Kendinizi çokça sıkışmış ve olan bitenden ötürü yorgun hissediyor olabilirsiniz. Devre sonu tesirleri kaçınılmaz bir biçimde nefisleri sıkacaktır. Bu tesirleri sindirebilenler, adaptasyon sağlayarak dayanıklılık kazananlar ve idrak ederek kendi bilinç gemisini inşa edebilenler günün sonunda ayakta kalabilecektir. Geminin batmamasını sağlayacak olan vicdanınız ve yönünüzü bulmayı sağlayacak olan da aklınız olacaktır. Her şeye rağmen, ancak sabırla dayandığınızda, sevgiyle aksiyon almaya devam ettiğinizde ve ne olursa olsun umutsuzluğa kapılmadığınızda bu geçişin kolaylıkla olmasını sağlayabilirsiniz. Gül bahçelerinde yaşamak için buraya gelmediniz. Zorlu dünya yollarının sorumluluğunu, birbiriniz ile sınanarak Sonsuz Yaratan'a hizmet edebilmek adına gönüllü olarak kendiniz üstlendiniz. Özünüzde bunu siz istediniz. İyi ki buradasınız, iyi ki bu ilahi sorumluluğu üstlendiniz. Olumlu tüm ihtimallerin kapısını umutsuzluğa düşmediğiniz takdirde açabileceğinizi unutmayınız.

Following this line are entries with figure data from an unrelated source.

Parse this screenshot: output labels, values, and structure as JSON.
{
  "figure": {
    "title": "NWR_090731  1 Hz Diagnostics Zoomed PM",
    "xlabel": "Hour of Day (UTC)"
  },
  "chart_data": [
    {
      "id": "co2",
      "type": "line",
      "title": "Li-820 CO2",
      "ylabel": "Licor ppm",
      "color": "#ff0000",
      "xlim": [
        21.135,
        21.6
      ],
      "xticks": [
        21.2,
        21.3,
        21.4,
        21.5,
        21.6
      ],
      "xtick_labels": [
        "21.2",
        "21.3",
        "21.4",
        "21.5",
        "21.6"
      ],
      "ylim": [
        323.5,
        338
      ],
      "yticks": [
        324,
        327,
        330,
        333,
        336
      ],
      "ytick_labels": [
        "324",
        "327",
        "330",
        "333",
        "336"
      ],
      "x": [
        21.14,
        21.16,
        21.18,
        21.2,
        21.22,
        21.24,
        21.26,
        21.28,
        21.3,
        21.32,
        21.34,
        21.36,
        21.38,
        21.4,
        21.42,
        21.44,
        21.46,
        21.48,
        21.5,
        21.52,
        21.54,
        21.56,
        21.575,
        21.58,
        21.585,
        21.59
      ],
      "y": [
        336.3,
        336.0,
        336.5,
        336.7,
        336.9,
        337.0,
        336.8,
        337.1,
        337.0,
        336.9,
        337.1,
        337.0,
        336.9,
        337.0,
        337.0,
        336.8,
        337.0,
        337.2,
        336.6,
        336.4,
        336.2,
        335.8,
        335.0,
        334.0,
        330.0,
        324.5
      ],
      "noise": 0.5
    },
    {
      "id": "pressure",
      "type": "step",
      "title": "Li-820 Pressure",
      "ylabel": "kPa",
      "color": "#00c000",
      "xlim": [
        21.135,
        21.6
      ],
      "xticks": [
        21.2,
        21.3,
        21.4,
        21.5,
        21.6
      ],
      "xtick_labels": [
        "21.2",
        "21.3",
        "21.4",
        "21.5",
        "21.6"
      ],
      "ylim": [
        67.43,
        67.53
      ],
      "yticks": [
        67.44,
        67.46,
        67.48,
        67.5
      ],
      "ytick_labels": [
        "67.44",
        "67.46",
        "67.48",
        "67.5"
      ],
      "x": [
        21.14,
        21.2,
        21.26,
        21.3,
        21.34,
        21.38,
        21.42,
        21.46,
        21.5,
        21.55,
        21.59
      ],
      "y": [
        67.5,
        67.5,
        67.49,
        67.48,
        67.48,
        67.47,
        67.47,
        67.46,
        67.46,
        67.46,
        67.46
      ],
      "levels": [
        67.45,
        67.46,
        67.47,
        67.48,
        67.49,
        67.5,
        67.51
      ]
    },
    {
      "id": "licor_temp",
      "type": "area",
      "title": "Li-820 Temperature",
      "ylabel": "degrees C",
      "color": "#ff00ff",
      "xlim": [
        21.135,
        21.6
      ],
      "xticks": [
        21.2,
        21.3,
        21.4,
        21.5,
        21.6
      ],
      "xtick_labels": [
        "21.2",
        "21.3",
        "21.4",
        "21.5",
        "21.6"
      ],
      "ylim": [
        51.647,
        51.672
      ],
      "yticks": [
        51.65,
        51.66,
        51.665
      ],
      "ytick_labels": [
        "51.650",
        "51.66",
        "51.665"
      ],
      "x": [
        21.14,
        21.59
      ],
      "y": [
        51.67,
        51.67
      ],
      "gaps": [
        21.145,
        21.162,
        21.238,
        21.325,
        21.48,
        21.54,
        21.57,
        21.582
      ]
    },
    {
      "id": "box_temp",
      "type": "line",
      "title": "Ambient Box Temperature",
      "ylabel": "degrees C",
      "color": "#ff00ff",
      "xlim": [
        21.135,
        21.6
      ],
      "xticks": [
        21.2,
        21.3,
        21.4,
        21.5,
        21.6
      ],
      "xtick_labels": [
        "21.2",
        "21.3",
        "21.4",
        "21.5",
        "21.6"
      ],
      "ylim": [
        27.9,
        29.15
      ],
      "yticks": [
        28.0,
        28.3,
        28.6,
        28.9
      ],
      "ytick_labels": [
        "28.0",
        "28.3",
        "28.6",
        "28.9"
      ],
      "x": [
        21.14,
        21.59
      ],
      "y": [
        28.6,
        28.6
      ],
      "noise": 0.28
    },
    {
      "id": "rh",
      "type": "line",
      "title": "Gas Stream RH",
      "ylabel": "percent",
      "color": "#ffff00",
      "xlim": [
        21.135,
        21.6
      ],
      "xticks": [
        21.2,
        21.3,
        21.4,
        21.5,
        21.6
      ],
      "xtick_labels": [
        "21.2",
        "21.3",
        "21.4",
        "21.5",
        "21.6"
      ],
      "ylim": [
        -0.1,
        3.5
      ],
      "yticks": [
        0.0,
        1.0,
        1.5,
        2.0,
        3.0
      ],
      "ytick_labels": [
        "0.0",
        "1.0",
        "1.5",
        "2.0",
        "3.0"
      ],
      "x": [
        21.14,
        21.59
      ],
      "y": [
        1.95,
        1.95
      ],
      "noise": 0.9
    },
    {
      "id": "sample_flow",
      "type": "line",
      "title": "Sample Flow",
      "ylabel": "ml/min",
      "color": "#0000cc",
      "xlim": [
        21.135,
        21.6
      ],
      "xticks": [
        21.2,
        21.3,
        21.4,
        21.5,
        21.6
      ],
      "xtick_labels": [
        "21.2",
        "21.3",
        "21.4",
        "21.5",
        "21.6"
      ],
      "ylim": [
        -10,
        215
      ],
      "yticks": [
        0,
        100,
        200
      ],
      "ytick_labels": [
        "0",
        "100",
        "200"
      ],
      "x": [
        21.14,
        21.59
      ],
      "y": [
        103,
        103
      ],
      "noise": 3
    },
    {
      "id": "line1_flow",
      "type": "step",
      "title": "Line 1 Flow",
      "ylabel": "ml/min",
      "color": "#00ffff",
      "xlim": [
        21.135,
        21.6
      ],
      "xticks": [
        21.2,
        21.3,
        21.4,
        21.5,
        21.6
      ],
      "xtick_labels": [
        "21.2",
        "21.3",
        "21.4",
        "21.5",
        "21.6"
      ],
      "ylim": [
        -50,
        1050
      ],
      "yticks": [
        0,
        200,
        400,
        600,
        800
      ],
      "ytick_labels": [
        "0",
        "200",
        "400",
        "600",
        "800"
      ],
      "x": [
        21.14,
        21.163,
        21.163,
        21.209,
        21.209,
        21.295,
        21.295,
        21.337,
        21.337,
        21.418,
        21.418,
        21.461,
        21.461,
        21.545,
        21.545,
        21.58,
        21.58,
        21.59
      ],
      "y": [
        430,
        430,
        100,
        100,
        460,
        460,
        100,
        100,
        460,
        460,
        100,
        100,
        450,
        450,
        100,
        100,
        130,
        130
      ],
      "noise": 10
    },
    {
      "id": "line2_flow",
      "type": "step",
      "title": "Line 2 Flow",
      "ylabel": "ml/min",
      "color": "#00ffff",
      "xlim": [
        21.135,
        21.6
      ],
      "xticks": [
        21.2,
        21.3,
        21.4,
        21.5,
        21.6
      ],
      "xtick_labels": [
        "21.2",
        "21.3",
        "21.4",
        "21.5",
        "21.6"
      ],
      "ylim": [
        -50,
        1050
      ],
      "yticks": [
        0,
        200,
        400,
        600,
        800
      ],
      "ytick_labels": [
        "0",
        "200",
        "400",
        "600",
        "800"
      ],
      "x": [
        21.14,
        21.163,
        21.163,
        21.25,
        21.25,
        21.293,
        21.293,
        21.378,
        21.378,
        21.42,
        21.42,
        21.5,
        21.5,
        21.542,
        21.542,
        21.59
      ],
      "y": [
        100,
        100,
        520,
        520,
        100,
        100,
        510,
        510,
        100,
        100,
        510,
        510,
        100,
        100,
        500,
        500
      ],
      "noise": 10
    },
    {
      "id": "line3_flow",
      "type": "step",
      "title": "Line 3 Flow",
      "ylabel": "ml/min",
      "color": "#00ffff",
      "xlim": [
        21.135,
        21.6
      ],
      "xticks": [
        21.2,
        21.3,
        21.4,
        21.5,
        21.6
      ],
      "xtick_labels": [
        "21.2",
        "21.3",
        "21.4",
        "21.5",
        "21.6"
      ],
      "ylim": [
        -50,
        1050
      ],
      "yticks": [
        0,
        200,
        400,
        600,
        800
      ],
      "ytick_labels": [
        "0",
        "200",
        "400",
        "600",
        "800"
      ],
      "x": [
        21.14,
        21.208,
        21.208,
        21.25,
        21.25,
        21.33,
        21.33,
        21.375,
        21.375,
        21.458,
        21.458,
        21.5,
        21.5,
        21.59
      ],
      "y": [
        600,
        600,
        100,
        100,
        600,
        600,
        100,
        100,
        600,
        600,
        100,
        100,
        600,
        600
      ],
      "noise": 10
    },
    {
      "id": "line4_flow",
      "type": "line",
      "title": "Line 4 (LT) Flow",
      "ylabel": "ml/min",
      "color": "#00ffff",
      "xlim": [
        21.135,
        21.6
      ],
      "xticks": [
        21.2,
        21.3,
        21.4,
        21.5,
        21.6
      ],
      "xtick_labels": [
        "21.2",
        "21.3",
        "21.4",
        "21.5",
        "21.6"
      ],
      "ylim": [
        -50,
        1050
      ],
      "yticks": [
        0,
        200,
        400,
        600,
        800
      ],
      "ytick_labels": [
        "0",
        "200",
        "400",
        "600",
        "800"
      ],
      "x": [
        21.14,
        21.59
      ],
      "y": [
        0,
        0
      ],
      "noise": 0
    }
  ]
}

İnsanın, içsel denetimini farkındalıkla sağlayacak hale gelerek, uygun sevgi ve ışık düzeyine kendisini getirebilmesi, devre sonu tesirlerini sindirebilmesi için elzemdir. Kutsal metinlerin diyalektiğine dikkat edilirse bir sonraki realiteye geçebilenlerin sayısı geride kalanlara göre her daim oldukça az olmuştur. Bu farkı yaratan, ruhun, yeni tesirlere adaptasyon yeteneği geliştirebilmesi, ileri yönde, sevgi dolu, akılcı, birleştirici yüksek tepki biçimlerini ortaya koyabilmesi ve bir bakıma da eski biçimleri farkındalıkla yerine oturtarak geriye bakışını sonlandırabilmesidir. Geride kalanlar her daim, eski biçimlerin konfor alanında oyalanıp durmaya devam edenler, kendi sorumluluğunu üstlenmeyi reddedenler, kendi menfaatini her şeyin üzerinde tutanlar ve aklını işletmeyerek Sonsuz ve Mutlak olan Yaratan'dan başkasını kendisine rab edinenler, yani maddeye tapanlar olmuştur.
Geriye bakışın sonlanabilmesi düşüncede kolay uygulamada zordur. Yaşam, derininde sade, kararlı ve anlamlı; yüzeyinde ise can sıkıcı, ızdırap verici ve yorucudur. Aradaki farkı kapatabilenler mütekamildir. Madde ile olan bağları bilinçli bir şekilde gözden geçirmek, bağışlamak ve ayrılıkları, döngülerin üzerine çıkarak ortadan kaldırmak, özü sözü bir olmak bu farkı kapatmak için yeterlidir. İllüzyon imajları zordur, bir girdap gibi insanı çeker ve iradesini onun yerine kontrol eder. İnsan şunu anlayabilmelidir ki, duygusu, düşüncesi, bilgisi, kısacası realitesi her zaman ayrılık yaratır; öte yandan, tüm bunların sürüncemesinden bilinçli bir farkındalıkla kurtulup, birleştirici sevgi aksiyonları alabildiğinde ise gerçekten Yaratan'a yakın olabilir, varoluş amacını gerçekleştirebilir ve gerek kendi içinden gerekse dışından aldığı tesirleri idrak ederek bu ayrılıkları giderir hale gelebilir.